First we preprocess the corpus using example data, a tiny corpus of 9 documents. Reproducing the tutorial on corpora and vector spaces.

library(gensimr)

set.seed(42) # rerproducability

# sample data
data(corpus, package = "gensimr")
print(corpus)
#> [1] "Human machine interface for lab abc computer applications"    
#> [2] "A survey of user opinion of computer system response time"    
#> [3] "The EPS user interface management system"                     
#> [4] "System and human system engineering testing of EPS"           
#> [5] "Relation of user perceived response time to error measurement"
#> [6] "The generation of random binary unordered trees"              
#> [7] "The intersection graph of paths in trees"                     
#> [8] "Graph minors IV Widths of trees and well quasi ordering"      
#> [9] "Graph minors A survey"

# preprocess corpus
docs <- prepare_documents(corpus)
#> → Preprocessing 9 documents
#> ← 9 documents after perprocessing

docs[[1]] # print first preprocessed document 
#> [[1]]
#> [1] "human"
#> 
#> [[2]]
#> [1] "interface"
#> 
#> [[3]]
#> [1] "computer"

Once preprocessed we can build a dictionary.

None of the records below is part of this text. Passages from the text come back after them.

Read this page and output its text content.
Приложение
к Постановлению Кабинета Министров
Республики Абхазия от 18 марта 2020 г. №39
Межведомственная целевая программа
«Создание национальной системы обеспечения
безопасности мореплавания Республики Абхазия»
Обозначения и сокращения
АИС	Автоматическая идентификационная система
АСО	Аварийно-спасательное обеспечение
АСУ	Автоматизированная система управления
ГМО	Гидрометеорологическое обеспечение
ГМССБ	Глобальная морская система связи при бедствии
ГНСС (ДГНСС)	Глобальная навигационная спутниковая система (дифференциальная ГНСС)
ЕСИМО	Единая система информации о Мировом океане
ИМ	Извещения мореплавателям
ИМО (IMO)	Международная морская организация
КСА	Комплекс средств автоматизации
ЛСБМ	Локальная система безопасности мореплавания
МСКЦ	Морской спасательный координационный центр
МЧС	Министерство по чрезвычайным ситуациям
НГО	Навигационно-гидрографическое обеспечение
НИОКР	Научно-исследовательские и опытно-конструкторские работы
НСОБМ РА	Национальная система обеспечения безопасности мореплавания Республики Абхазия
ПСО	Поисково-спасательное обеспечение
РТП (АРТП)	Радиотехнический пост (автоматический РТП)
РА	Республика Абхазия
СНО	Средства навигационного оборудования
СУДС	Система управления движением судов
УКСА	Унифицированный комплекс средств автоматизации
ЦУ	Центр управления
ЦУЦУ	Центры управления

dictionary <- corpora_dictionary(docs)

A dictionary essentially assigns an integer to each term.

doc2bow simply applies the method of the same name to every documents (see example below); it counts the number of occurrences of each distinct word, converts the word to its integer word id and returns the result as a sparse vector.

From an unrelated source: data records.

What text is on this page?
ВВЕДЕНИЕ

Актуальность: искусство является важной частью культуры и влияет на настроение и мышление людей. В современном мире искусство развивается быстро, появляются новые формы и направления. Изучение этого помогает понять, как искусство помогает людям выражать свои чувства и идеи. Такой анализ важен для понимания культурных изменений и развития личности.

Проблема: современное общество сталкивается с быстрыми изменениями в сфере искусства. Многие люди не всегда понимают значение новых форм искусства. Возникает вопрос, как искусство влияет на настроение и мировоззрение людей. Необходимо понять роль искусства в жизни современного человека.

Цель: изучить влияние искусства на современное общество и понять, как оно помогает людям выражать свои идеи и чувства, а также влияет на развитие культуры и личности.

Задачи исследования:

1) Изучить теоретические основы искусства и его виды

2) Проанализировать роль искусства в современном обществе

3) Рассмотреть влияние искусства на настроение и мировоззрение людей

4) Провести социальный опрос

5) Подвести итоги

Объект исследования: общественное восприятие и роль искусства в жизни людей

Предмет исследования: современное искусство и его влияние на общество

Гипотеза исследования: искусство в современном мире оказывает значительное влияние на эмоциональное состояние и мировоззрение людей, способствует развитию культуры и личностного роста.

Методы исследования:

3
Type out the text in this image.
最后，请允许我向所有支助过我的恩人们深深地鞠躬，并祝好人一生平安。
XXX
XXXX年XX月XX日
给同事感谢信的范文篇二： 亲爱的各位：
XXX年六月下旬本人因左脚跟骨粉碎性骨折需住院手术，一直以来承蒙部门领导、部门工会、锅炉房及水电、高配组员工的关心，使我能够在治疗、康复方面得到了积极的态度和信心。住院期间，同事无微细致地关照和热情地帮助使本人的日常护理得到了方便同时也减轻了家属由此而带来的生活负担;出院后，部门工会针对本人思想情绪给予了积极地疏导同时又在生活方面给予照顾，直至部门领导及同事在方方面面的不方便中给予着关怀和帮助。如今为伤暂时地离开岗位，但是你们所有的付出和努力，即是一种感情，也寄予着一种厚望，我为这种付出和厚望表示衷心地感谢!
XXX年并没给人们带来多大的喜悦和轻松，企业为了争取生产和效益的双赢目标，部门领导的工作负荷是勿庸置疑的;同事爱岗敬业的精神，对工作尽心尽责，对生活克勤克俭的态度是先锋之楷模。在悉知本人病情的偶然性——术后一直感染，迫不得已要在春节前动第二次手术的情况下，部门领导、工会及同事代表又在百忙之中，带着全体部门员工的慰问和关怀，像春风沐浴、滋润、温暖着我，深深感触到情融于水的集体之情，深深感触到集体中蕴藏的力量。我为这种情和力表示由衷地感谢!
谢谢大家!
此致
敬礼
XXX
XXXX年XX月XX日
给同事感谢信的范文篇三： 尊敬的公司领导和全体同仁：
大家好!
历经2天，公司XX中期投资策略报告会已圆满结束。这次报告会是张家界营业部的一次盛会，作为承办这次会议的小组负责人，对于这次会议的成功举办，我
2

# native method to a single document
dictionary$doc2bow(docs[[1]])
#> [(0, 1), (1, 1), (2, 1)]

# apply to all documents
corpus_bow <- doc2bow(dictionary, docs)

Then serialise to matrix market format, the function returns the path to the file (this is saved on disk for efficiency), if no path is passed then a temp file is created. Here we set auto_delete to FALSE otherwise the corpus is deleted after first use. Note this means you should manually delete it with delete_mmcorpus.

(corpus_mm <- serialize_mmcorpus(corpus_bow, auto_delete = FALSE))
#> ℹ Path: /var/folders/n9/ys9t1h091jq80g4hww24v8g0n7v578/T//RtmplbyYz9/file250f1dd646b9.mm 
#>  ✔ Temp file
#>  ✖ Delete after use

Then initialise a model, we’re going to use a Latent Similarity Indexing method later on (model_lsi) which requires td-idf.

tfidf <- model_tfidf(corpus_mm)

We can then use the model to transform our original corpus.

corpus_transformed <- wrap(tfidf, corpus_bow)

Hierarchical Dirichlet Process

hdp <- sklearn_hdp(id2word = dictionary)
vectors <- hdp$fit_transform(corpus_bow)

Latent Semantic Indexing

Create stages for our pipeline (including gensim and sklearn models alike).

lsi <- sklearn_lsi(id2word = dictionary, num_topics = 15L)

# L2 reg classifier
clf <- sklearn_logistic(penalty = "l2", C = 0.1, solver = "lbfgs")

# sklearn pipepline
pipe <- sklearn_pipeline(lsi, clf)

# Create some random binary labels for our documents.
labels <- sample(c(0L, 1L), 9, replace = TRUE)

# How well does our pipeline perform on the training set?
pipe$fit(corpus_bow, labels)$score(corpus_bow, labels)
#> 0.7777777777777778

Word ID Mapping

doc2bow with scikit-learn. Note that in the example below we do not clean the text (no preprocess).

# initialise
skbow_model <- sklearn_doc2bow()

# fit
corpus_skbow <- skbow_model$fit_transform(corpus)